By the time we get home it's nearly 11 and time for the dadly Zoom call. She has a strop because the laptop she uses while I'm doing the Zoom call is doing a slow update and she can't watch YouTube. I give her the iPad and a hot cross bun and go off to talk to the elderly one. Doing so, I spot an email query from an editor but don't have time to deal with it. We go in the garden for a bit and I offer to pay her £4 an hour to help with gardening so she can buy more Playmobil mermaids. After ten minutes she goes back inside. Feckless young won't stick with agricultural labour. Huh!

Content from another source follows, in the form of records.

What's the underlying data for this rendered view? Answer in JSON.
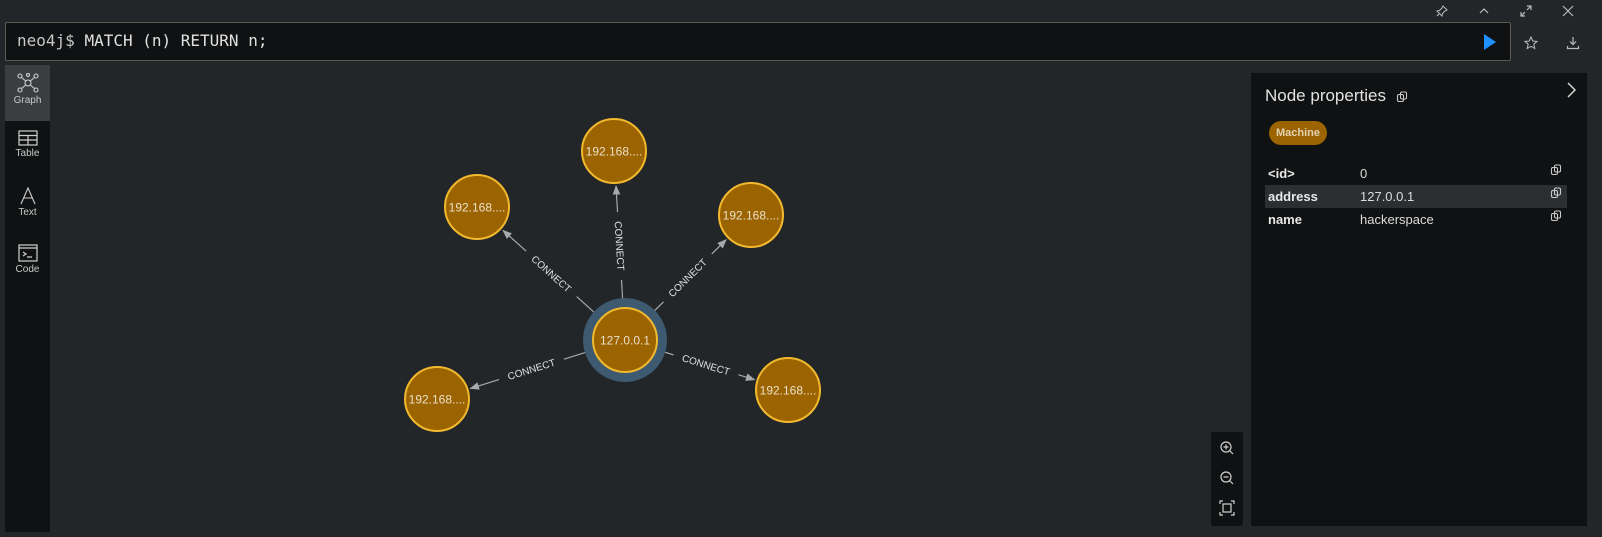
{
  "window": {
    "icons": [
      "pin-icon",
      "chevron-up-icon",
      "maximize-icon",
      "close-icon"
    ]
  },
  "editor": {
    "prompt": "neo4j$",
    "query": "MATCH (n) RETURN n;"
  },
  "actions": {
    "run": "run-icon",
    "favorite": "star-icon",
    "download": "download-icon"
  },
  "nav": {
    "items": [
      {
        "label": "Graph",
        "icon": "graph-icon",
        "active": true
      },
      {
        "label": "Table",
        "icon": "table-icon",
        "active": false
      },
      {
        "label": "Text",
        "icon": "text-icon",
        "active": false
      },
      {
        "label": "Code",
        "icon": "code-icon",
        "active": false
      }
    ]
  },
  "graph": {
    "node_color": "#9b6400",
    "node_border": "#f2b82e",
    "selected_halo": "#3d5a70",
    "relationship_type": "CONNECT",
    "nodes": [
      {
        "id": "center",
        "label": "127.0.0.1",
        "selected": true
      },
      {
        "id": "n-top",
        "label": "192.168...."
      },
      {
        "id": "n-topleft",
        "label": "192.168...."
      },
      {
        "id": "n-topright",
        "label": "192.168...."
      },
      {
        "id": "n-bottomleft",
        "label": "192.168...."
      },
      {
        "id": "n-bottomright",
        "label": "192.168...."
      }
    ],
    "edges": [
      {
        "from": "center",
        "to": "n-top",
        "label": "CONNECT"
      },
      {
        "from": "center",
        "to": "n-topleft",
        "label": "CONNECT"
      },
      {
        "from": "center",
        "to": "n-topright",
        "label": "CONNECT"
      },
      {
        "from": "center",
        "to": "n-bottomleft",
        "label": "CONNECT"
      },
      {
        "from": "center",
        "to": "n-bottomright",
        "label": "CONNECT"
      }
    ]
  },
  "zoom_controls": [
    "zoom-in-icon",
    "zoom-out-icon",
    "fit-icon"
  ],
  "panel": {
    "title": "Node properties",
    "label_badge": "Machine",
    "properties": [
      {
        "key": "<id>",
        "value": "0"
      },
      {
        "key": "address",
        "value": "127.0.0.1"
      },
      {
        "key": "name",
        "value": "hackerspace"
      }
    ]
  }
}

She doesn't want any lunch so I have a toasted sandwich and then we do the last important outstanding bit of her last lot of school work before the new half term starts tomorrow. Although she makes a fuss about doing it, she actually writes a whole page of A4 ('sprisingly' as she would spell it). I spend the next hour trying to scan and upload the work from the two weeks before half term using the intractable system the school has, and struggling with the nearly 50 pages they give us each week that have neither dates nor page numbers on. I give up and dump the entire lot of spare bits on a day picked at random. I immediately find another page that I haven't done, but it won't let me upload extras. I hate this system. I am extremely tech competent and I struggle with it because of the terrible design of both the interface and the paper pages. I add a note to say that I'm not uploading any more pages of 'rainbow writing' but she is doing them. It's just not worth my time. OK, so she hasn't made and video'd a puppet-show version of a story (of their choosing) but she has learned how to track badgers and worked out for herself that lava and magma are the same thing in different places.

At about 5:30 pm her dad takes her home, after we've had a good grumble together. They will go out again at 9 pm to pick up her mum from work and she will be back tomorrow morning, but not till about 11:30. Monday's work will be done 6-12 and some odd snatched moments later on. I go and deal with the editor's dinosaur queries (the number of queries has now increased) before heating up some left-over aubergine parmiggiana, but can't face doing any more of the comic-strip outline.